19/07/2017
Gustavo Mendelsohn Carvalho (Agência Fiocruz de Notícias)
Com a tradução para o português recém lançada pela Editora Fiocruz, Anatomia de uma Epidemia: pílulas mágicas, drogas psiquiátricas e o aumento assombroso da doença mental parte da constatação de que desde os anos 1990 houve um aumento expressivo de doenças mentais nos EUA, justamente quando os meios científicos e órgãos governamentais da área da saúde festejavam o surgimento de drogas psiquiátricas supostamente mais eficientes (e também mais caras). Jornalista experiente e premiado por seus artigos sobre temas médicos, Robert Whitaker investiga os efeitos da abordagem medicalizante dos transtornos mentais, do uso crescente de “pílulas mágicas” agravando ou simplesmente criando falsos quadros patológicos. Livro premiado e traduzido em diversos idiomas, Anatomia de uma Epidemia aborda a contravertida questão das drogas e tratamentos psiquiátricos, que o autor considera “um tremendo campo minado político”.
Whitaker foi impulsionado pela leitura de uma matéria que denunciava maus-tratos em pesquisas com pacientes psiquiátricos. Entre eles, experiências financiadas pelo Instituto Nacional de Saúde Mental dos EUA, como o uso de medicamentos para exacerbar sintomas em esquizofrênicos, ou ao contrário, privando-os de antipsicóticos. Sempre com riscos para os pacientes-cobaias, até com a ocorrência de mortes durante os testes. Ao iniciar uma série de reportagens sobre esses experimentos, o autor confessa que estava convencido de que estavam sendo desenvolvidas novas drogas psiquiátricas que ajudavam a “equilibrar” a química cerebral, e que seria antiético retirar a medicação dos pacientes experimentalmente. Seria como retirar a insulina de diabéticos, para ver com que rapidez eles adoeceriam, pensava.
No entanto, ao concluir as reportagens, restava um certo incômodo os resultados de duas pesquisas com que havia deparado em sua investigação.
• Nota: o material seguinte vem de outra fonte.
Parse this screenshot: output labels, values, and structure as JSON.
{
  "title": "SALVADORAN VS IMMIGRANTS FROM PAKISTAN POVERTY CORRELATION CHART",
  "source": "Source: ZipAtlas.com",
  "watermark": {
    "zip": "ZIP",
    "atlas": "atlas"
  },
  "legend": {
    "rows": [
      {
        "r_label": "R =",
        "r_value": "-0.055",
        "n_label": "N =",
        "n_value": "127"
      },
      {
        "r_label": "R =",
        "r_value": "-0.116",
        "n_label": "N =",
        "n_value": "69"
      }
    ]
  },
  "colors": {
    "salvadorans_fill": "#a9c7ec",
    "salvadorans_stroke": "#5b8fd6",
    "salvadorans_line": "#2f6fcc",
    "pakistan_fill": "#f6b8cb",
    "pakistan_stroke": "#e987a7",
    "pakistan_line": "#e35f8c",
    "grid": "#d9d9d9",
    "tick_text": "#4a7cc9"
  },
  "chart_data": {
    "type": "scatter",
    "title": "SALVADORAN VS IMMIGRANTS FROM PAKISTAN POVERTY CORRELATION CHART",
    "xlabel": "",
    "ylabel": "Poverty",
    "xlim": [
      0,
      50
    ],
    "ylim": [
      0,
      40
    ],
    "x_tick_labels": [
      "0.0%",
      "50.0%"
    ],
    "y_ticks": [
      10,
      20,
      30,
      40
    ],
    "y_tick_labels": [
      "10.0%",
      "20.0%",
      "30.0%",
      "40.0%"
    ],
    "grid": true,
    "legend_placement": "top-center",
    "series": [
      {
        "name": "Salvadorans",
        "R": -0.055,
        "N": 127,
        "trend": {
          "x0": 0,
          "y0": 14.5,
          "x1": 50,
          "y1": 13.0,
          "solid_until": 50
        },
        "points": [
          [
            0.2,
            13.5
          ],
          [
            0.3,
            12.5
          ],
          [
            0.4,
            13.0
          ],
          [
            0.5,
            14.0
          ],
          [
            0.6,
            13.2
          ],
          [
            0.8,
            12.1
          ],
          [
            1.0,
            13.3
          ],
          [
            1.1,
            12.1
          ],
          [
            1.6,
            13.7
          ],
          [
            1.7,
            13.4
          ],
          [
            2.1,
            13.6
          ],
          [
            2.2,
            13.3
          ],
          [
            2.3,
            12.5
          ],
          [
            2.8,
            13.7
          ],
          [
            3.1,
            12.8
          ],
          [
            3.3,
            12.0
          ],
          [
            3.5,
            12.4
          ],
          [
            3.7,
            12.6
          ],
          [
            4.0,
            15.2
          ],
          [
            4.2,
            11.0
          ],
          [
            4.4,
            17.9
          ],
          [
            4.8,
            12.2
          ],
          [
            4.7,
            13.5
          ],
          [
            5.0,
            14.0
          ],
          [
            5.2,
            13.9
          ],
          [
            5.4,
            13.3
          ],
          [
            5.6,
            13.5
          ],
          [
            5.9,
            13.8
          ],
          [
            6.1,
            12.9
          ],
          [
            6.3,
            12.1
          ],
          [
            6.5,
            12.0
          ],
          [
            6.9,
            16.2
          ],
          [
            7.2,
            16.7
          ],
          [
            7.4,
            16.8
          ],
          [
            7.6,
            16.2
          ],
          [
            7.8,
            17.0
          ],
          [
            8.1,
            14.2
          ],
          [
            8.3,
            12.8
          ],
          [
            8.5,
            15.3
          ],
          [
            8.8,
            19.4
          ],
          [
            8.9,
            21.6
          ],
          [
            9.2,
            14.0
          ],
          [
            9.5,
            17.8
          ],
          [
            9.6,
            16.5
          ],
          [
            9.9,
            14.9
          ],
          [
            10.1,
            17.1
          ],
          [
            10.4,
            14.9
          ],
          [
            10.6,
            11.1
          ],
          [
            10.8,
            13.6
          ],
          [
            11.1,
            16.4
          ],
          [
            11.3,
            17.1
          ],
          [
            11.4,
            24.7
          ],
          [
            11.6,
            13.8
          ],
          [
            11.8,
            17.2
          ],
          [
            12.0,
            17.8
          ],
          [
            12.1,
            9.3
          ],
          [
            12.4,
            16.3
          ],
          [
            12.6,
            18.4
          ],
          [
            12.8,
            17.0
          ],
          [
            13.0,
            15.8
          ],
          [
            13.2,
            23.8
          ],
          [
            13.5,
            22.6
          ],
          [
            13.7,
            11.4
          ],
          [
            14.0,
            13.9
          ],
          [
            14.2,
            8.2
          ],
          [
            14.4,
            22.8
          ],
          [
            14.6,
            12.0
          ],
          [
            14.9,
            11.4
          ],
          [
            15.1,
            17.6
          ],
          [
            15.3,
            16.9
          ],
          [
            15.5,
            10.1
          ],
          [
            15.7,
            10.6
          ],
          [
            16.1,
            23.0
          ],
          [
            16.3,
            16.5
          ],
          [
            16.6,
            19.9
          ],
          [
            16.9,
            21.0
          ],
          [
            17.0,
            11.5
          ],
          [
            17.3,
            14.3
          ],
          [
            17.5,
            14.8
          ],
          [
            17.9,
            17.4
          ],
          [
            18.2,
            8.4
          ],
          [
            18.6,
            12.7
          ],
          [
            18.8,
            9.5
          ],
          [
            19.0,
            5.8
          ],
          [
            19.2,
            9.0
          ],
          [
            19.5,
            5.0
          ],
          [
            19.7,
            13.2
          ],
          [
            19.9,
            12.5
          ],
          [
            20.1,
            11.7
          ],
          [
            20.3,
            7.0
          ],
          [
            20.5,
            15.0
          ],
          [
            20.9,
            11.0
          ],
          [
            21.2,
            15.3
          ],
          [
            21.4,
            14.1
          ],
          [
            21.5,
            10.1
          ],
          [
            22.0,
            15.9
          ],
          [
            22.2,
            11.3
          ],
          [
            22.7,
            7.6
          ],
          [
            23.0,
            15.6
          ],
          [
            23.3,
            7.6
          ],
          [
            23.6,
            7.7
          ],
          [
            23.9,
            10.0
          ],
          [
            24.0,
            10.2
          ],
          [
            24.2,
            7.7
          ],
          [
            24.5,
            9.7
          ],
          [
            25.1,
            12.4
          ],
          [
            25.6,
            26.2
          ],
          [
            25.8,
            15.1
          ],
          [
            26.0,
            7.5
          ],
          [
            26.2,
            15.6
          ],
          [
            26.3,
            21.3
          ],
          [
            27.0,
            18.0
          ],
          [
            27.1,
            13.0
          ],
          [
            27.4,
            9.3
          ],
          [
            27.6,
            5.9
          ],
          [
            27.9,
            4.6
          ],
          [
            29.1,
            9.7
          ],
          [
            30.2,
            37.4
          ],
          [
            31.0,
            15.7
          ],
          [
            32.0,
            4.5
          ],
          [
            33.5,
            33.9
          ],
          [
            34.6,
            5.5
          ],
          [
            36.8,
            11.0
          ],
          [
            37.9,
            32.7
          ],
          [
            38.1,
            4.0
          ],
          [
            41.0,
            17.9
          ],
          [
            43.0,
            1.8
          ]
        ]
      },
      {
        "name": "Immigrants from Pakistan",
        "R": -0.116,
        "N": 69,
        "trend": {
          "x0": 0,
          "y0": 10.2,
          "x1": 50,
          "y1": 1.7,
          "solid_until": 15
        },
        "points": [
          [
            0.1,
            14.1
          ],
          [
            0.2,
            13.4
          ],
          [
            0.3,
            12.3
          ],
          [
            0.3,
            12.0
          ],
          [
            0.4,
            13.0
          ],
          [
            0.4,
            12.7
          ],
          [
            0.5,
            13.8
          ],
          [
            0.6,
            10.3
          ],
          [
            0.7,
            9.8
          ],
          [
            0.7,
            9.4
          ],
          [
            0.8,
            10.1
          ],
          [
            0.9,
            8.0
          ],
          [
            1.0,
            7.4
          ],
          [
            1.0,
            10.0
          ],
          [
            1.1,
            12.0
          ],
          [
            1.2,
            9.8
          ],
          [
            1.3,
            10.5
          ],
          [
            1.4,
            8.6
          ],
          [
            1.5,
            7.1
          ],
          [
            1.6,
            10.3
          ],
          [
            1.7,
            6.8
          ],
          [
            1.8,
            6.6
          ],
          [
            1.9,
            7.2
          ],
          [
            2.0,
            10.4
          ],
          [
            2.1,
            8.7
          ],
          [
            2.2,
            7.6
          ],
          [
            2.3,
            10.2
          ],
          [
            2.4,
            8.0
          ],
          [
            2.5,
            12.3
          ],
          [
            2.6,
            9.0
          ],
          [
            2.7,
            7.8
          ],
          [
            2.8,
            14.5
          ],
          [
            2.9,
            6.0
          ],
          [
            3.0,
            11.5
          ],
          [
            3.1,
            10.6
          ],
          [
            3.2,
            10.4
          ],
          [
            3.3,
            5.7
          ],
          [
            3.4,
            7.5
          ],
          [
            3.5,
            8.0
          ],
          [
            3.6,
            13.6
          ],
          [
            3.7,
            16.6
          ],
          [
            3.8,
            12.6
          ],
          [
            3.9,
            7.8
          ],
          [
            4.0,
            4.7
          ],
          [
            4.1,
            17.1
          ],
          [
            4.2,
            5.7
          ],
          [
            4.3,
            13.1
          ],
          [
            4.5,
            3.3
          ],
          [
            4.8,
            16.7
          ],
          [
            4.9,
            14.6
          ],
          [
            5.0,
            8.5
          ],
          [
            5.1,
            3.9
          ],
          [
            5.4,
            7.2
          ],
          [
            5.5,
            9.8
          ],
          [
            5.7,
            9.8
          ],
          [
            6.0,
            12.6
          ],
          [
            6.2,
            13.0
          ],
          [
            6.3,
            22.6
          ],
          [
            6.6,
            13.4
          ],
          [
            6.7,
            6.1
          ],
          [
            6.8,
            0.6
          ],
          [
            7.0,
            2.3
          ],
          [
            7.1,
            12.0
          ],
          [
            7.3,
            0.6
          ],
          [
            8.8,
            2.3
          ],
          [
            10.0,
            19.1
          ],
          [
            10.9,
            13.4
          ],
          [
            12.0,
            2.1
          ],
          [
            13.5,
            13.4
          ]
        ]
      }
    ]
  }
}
A primeira era da Faculdade de Medicina de Harvard, que, em 1994, anunciara que “os resultados observados nos pacientes de esquizofrenia nos Estados Unidos haviam piorado durante as duas décadas anteriores, e não estavam melhores agora do que tinham sido cem anos antes”. A segunda era da Organização Mundial da Saúde, que contatara que os resultados sobre a esquizofrenia eram muito melhores em países pobres do que em países desenvolvidos. Consultando especialistas a este respeito, Whitaker ouviu que os maus resultados nos EUA, por exemplo, tinham origem em “políticas públicas e valores culturais” e que nos países pobres os pacientes tinham mais apoio das famílias.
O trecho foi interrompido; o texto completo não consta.